Ah, le mystère de la "Page Blanche Après Page de Garde"... un sujet qui hante les écrivains, les étudiants, et même, soyons honnêtes, les concepteurs de manuels scolaires. On dirait presque une énigme philosophique, un peu comme la poule et l'œuf, mais avec du papier et plus de maux de tête.
La Question à Un Million (de Pages)
Pourquoi cette page ? Pourquoi, après avoir fièrement affiché votre titre, votre nom, et peut-être un petit symbole discret (ou pas !) de votre appartenance à une organisation secrète (on ne juge pas!), une page entière reste désespérément vide ? Est-ce un complot ? Une conspiration des fabricants de papier pour nous faire gaspiller ?
La réponse, chers lecteurs, est... (roulements de tambour)... un peu de tout ça, enfin presque. Il y a plusieurs théories, toutes plus ou moins crédibles, qui circulent sur le sujet.
Les Théories (plus ou moins) Fumantes
- La Théorie de la Protection de l'Encre : On raconte (les rumeurs vont bon train!) que cette page est là pour éviter que l'encre de la page de garde ne transperce et ne vienne gâcher le début de votre chef-d'œuvre. Une sorte de rempart contre l'encre rebelle.

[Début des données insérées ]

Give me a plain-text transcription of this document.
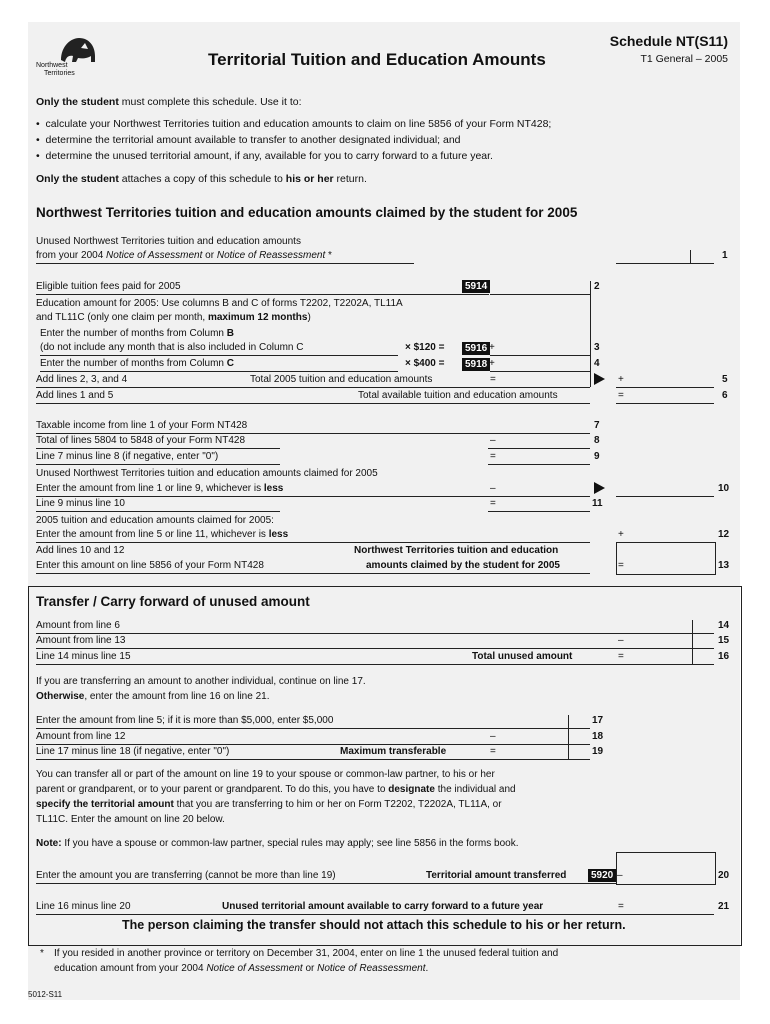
Northwest
Territories
Territorial Tuition and Education Amounts
Schedule NT(S11)
T1 General – 2005
Only the student must complete this schedule. Use it to:
•  calculate your Northwest Territories tuition and education amounts to claim on line 5856 of your Form NT428;
•  determine the territorial amount available to transfer to another designated individual; and
•  determine the unused territorial amount, if any, available for you to carry forward to a future year.
Only the student attaches a copy of this schedule to his or her return.
Northwest Territories tuition and education amounts claimed by the student for 2005
Unused Northwest Territories tuition and education amounts
from your 2004 Notice of Assessment or Notice of Reassessment *	1
Eligible tuition fees paid for 2005	5914	2
Education amount for 2005: Use columns B and C of forms T2202, T2202A, TL11A
and TL11C (only one claim per month, maximum 12 months)
Enter the number of months from Column B
(do not include any month that is also included in Column C	× $120 =	5916 +	3
Enter the number of months from Column C	× $400 =	5918 +	4
Add lines 2, 3, and 4	Total 2005 tuition and education amounts	=	+	5
Add lines 1 and 5	Total available tuition and education amounts	=	6
Taxable income from line 1 of your Form NT428	7
Total of lines 5804 to 5848 of your Form NT428	–	8
Line 7 minus line 8 (if negative, enter "0")	=	9
Unused Northwest Territories tuition and education amounts claimed for 2005
Enter the amount from line 1 or line 9, whichever is less	–	10
Line 9 minus line 10	=	11
2005 tuition and education amounts claimed for 2005:
Enter the amount from line 5 or line 11, whichever is less	+	12
Add lines 10 and 12
Enter this amount on line 5856 of your Form NT428
Northwest Territories tuition and education
amounts claimed by the student for 2005	=	13
Transfer / Carry forward of unused amount
Amount from line 6	14
Amount from line 13	–	15
Line 14 minus line 15	Total unused amount	=	16
If you are transferring an amount to another individual, continue on line 17.
Otherwise, enter the amount from line 16 on line 21.
Enter the amount from line 5; if it is more than $5,000, enter $5,000	17
Amount from line 12	–	18
Line 17 minus line 18 (if negative, enter "0")	Maximum transferable	=	19
You can transfer all or part of the amount on line 19 to your spouse or common-law partner, to his or her
parent or grandparent, or to your parent or grandparent. To do this, you have to designate the individual and
specify the territorial amount that you are transferring to him or her on Form T2202, T2202A, TL11A, or
TL11C. Enter the amount on line 20 below.
Note: If you have a spouse or common-law partner, special rules may apply; see line 5856 in the forms book.
Enter the amount you are transferring (cannot be more than line 19)	Territorial amount transferred	5920 –	20
Line 16 minus line 20	Unused territorial amount available to carry forward to a future year	=	21
The person claiming the transfer should not attach this schedule to his or her return.
* If you resided in another province or territory on December 31, 2004, enter on line 1 the unused federal tuition and
education amount from your 2004 Notice of Assessment or Notice of Reassessment.
5012-S11
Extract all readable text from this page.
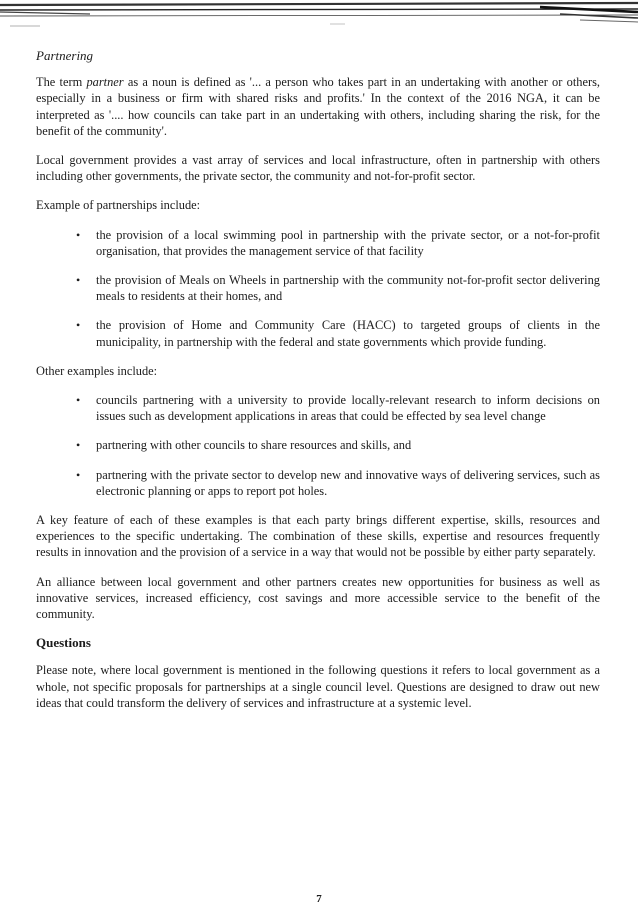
Partnering

The term partner as a noun is defined as '... a person who takes part in an undertaking with another or others, especially in a business or firm with shared risks and profits.' In the context of the 2016 NGA, it can be interpreted as '.... how councils can take part in an undertaking with others, including sharing the risk, for the benefit of the community'.

Local government provides a vast array of services and local infrastructure, often in partnership with others including other governments, the private sector, the community and not-for-profit sector.

Example of partnerships include:

• the provision of a local swimming pool in partnership with the private sector, or a not-for-profit organisation, that provides the management service of that facility
• the provision of Meals on Wheels in partnership with the community not-for-profit sector delivering meals to residents at their homes, and
• the provision of Home and Community Care (HACC) to targeted groups of clients in the municipality, in partnership with the federal and state governments which provide funding.

Other examples include:

• councils partnering with a university to provide locally-relevant research to inform decisions on issues such as development applications in areas that could be effected by sea level change
• partnering with other councils to share resources and skills, and
• partnering with the private sector to develop new and innovative ways of delivering services, such as electronic planning or apps to report pot holes.

A key feature of each of these examples is that each party brings different expertise, skills, resources and experiences to the specific undertaking. The combination of these skills, expertise and resources frequently results in innovation and the provision of a service in a way that would not be possible by either party separately.

An alliance between local government and other partners creates new opportunities for business as well as innovative services, increased efficiency, cost savings and more accessible service to the benefit of the community.

Questions

Please note, where local government is mentioned in the following questions it refers to local government as a whole, not specific proposals for partnerships at a single council level. Questions are designed to draw out new ideas that could transform the delivery of services and infrastructure at a systemic level.

7
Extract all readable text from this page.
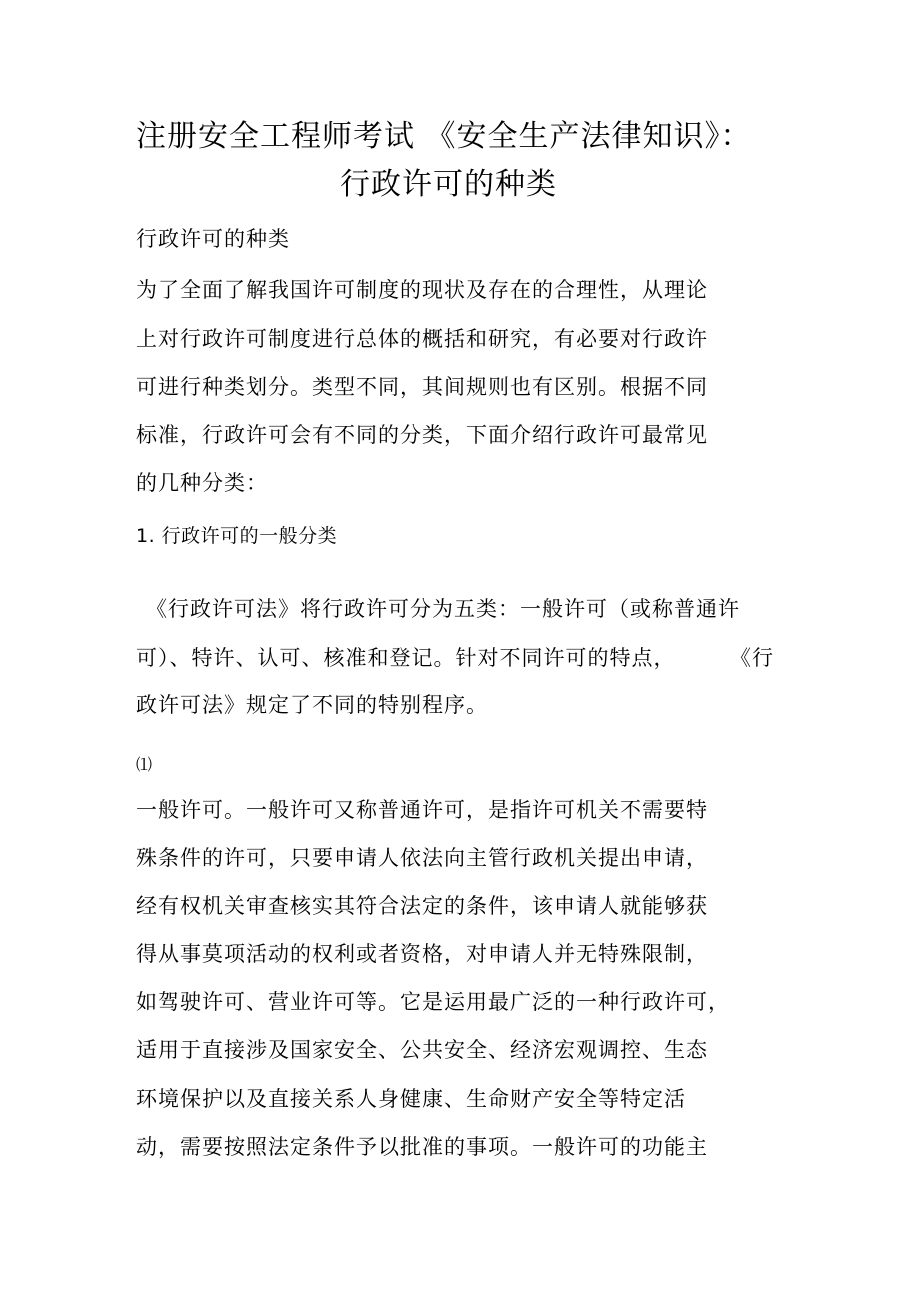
注册安全工程师考试 《安全生产法律知识》：
行政许可的种类
行政许可的种类
为了全面了解我国许可制度的现状及存在的合理性，从理论
上对行政许可制度进行总体的概括和研究，有必要对行政许
可进行种类划分。类型不同，其间规则也有区别。根据不同
标准，行政许可会有不同的分类，下面介绍行政许可最常见
的几种分类：
1. 行政许可的一般分类
《行政许可法》将行政许可分为五类：一般许可（或称普通许
可）、特许、认可、核准和登记。针对不同许可的特点，	《行
政许可法》规定了不同的特别程序。
⑴
一般许可。一般许可又称普通许可，是指许可机关不需要特
殊条件的许可，只要申请人依法向主管行政机关提出申请，
经有权机关审查核实其符合法定的条件，该申请人就能够获
得从事莫项活动的权利或者资格，对申请人并无特殊限制，
如驾驶许可、营业许可等。它是运用最广泛的一种行政许可，
适用于直接涉及国家安全、公共安全、经济宏观调控、生态
环境保护以及直接关系人身健康、生命财产安全等特定活
动，需要按照法定条件予以批准的事项。一般许可的功能主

- La Théorie de l'Équilibre : Certains pensent (avec un air grave et des lunettes sur le nez) que c'est une question d'équilibre visuel. Une page remplie, une page vide, c'est le yin et le yang du monde de l'édition.
- La Théorie de la Tradition : "On a toujours fait comme ça !" Le plus simple, le plus pragmatique et aussi le moins drôle... Mais, soyons sérieux, parfois, c'est juste une question de tradition. C'est comme mettre de la mayonnaise sur les frites en Belgique : on ne sait pas pourquoi, mais on le fait.
- La Théorie du "J'ai Besoin de Réfléchir" : Pour l'auteur, c'est peut-être un moment de pause, l'occasion de se demander s'il est vraiment prêt à dévoiler son génie au monde. Une page de "méditation littéraire", si vous voulez.
L'Ajour : Une solution pour les rebelles ?
Alors, que faire de cette page maudite ? La laisser blanche ? Quelle tristesse ! L'ajour, mes amis, est votre ami! L’ajour est cette petite note discrète (ou pas !) indiquant « Page laissée intentionnellement blanche ». C'est comme dire : "Oui, je sais qu'elle est vide, et oui, c'est un choix !". C’est une forme de rébellion polie, une façon de dire "Je suis maître de mon document, même des pages blanches !".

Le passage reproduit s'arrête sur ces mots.